Gemini Live Tutor
Frontend
Backend

Gemini Live Tutor — Project Story

Inspiration

Language learning apps often feel artificial: flashcards, scripted dialogs, and no real context. I wanted to build something that feels like talking to a real tutor in daily life, directly from a phone.

The idea for Gemini Live Tutor was simple: let learners speak naturally, show the world around them, and get immediate feedback in their target language.

What it does

Gemini Live Tutor is a real-time, mobile-first AI language tutor.

The user can type or speak a question.
The app can capture camera context for visual prompts like "What is this?"
The tutor responds in the selected language (English, Ukrainian, Spanish, German, French).
Responses are shown as text and read aloud using speech synthesis.
The experience is designed for fast conversational flow, not one-shot chat.

How we built it

Layer	Technology
Frontend	React + Vite, optimized for mobile
Hosting	Firebase Hosting (HTTPS, global CDN)
Realtime channel	WebSocket `/ws` for low-latency messaging
Backend	Cloud Run — receives text/multimodal requests
AI	Vertex AI Gemini — language-aware multimodal responses

Key implementation details:

Microphone input via browser SpeechRecognition API with continuous listening mode.
Camera frames captured from a live <video> element and sent as base64 JPEG.
Structured message protocol (tutor.multimodal, tutor.response, tutor.error) over WebSocket.
CI/CD via GitHub Actions: preview deployments on pull requests, live deploy on merge to main.

Challenges we ran into

Mobile browser permissions — mic and camera require HTTPS and user gesture triggers; permission UX had to be clear and forgiving.
Realtime reliability — handling WebSocket reconnect, status display, and mid-session errors gracefully.
Multimodal consistency — balancing text-only and image+text requests without breaking conversation flow.
Response formatting for TTS — stripping Markdown, headers, and code blocks so spoken output sounds natural.
Deployment coordination — keeping VITE_BACKEND_URL aligned across environments and CI secrets.

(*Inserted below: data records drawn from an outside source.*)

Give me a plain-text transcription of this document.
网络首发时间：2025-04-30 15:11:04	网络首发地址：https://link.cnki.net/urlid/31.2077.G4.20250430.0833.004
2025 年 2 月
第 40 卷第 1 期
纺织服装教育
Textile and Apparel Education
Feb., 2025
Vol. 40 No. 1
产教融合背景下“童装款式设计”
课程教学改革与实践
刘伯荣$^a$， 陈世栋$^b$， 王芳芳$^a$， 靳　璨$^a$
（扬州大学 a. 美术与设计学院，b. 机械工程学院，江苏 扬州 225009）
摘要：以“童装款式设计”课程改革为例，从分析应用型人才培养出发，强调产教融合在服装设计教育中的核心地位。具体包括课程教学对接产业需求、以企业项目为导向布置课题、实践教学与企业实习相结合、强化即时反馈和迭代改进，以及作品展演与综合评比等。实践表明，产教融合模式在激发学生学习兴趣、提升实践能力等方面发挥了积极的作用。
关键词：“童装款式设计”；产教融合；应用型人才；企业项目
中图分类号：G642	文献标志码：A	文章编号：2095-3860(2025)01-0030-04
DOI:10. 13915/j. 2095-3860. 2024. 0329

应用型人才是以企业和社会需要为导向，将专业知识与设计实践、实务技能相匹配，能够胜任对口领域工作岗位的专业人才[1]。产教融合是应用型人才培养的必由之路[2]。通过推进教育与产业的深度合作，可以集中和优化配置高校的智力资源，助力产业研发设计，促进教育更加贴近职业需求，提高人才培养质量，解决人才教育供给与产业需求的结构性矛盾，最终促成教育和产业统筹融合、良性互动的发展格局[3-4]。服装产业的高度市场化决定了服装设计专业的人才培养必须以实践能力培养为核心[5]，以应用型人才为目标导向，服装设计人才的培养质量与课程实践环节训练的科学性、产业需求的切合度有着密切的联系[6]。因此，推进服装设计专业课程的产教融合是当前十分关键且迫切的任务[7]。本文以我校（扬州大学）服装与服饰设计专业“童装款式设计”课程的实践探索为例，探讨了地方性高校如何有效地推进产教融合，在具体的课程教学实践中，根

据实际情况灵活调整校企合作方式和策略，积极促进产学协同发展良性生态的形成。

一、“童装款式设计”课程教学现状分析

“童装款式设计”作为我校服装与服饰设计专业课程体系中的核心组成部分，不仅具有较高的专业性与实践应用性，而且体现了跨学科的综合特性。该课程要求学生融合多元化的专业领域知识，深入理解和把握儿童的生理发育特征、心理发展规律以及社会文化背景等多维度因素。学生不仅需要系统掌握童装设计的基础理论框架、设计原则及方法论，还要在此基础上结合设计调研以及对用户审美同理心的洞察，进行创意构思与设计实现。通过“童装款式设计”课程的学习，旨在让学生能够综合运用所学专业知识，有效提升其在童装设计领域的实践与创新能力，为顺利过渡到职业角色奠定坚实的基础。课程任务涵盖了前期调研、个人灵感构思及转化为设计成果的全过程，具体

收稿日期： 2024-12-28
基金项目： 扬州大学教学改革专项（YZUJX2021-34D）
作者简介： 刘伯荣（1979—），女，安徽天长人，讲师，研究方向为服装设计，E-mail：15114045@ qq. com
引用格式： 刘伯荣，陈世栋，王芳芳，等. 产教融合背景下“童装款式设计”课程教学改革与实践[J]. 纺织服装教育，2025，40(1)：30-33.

Accomplishments that we're proud of

Built an end-to-end live tutoring flow from phone to model and back.
Achieved real-time interaction with voice, text, and camera in a single interface.
Deployed on fully managed GCP services: Firebase Hosting + Cloud Run + Vertex AI.
Created a practical learning loop: see → ask → hear → repeat.
Multi-language support with a simple UX that works for non-technical users.

What we learned

Great AI demos are as much about UX and latency as model quality.
Mobile web constraints (permissions, secure context, media APIs) strongly shape product design.
WebSockets are powerful for conversational experiences, but connection state handling is critical.
Multimodal prompts need clear structure to keep responses predictable and speech-friendly.
Serverless + managed hosting (Cloud Run + Firebase) accelerates iteration for small teams.

What's next for Gemini Live Tutor

Personalized memory — track user level, mistakes, and vocabulary progress across sessions.
Session summaries — actionable practice tasks and spaced repetition after each conversation.
Pronunciation coaching — phonetic-level feedback and scoring.
Adaptive difficulty — responses that match the learner's current proficiency.
Teacher / parent dashboard — progress analytics and session history.
Offline resilience — graceful degradation for low-connectivity environments.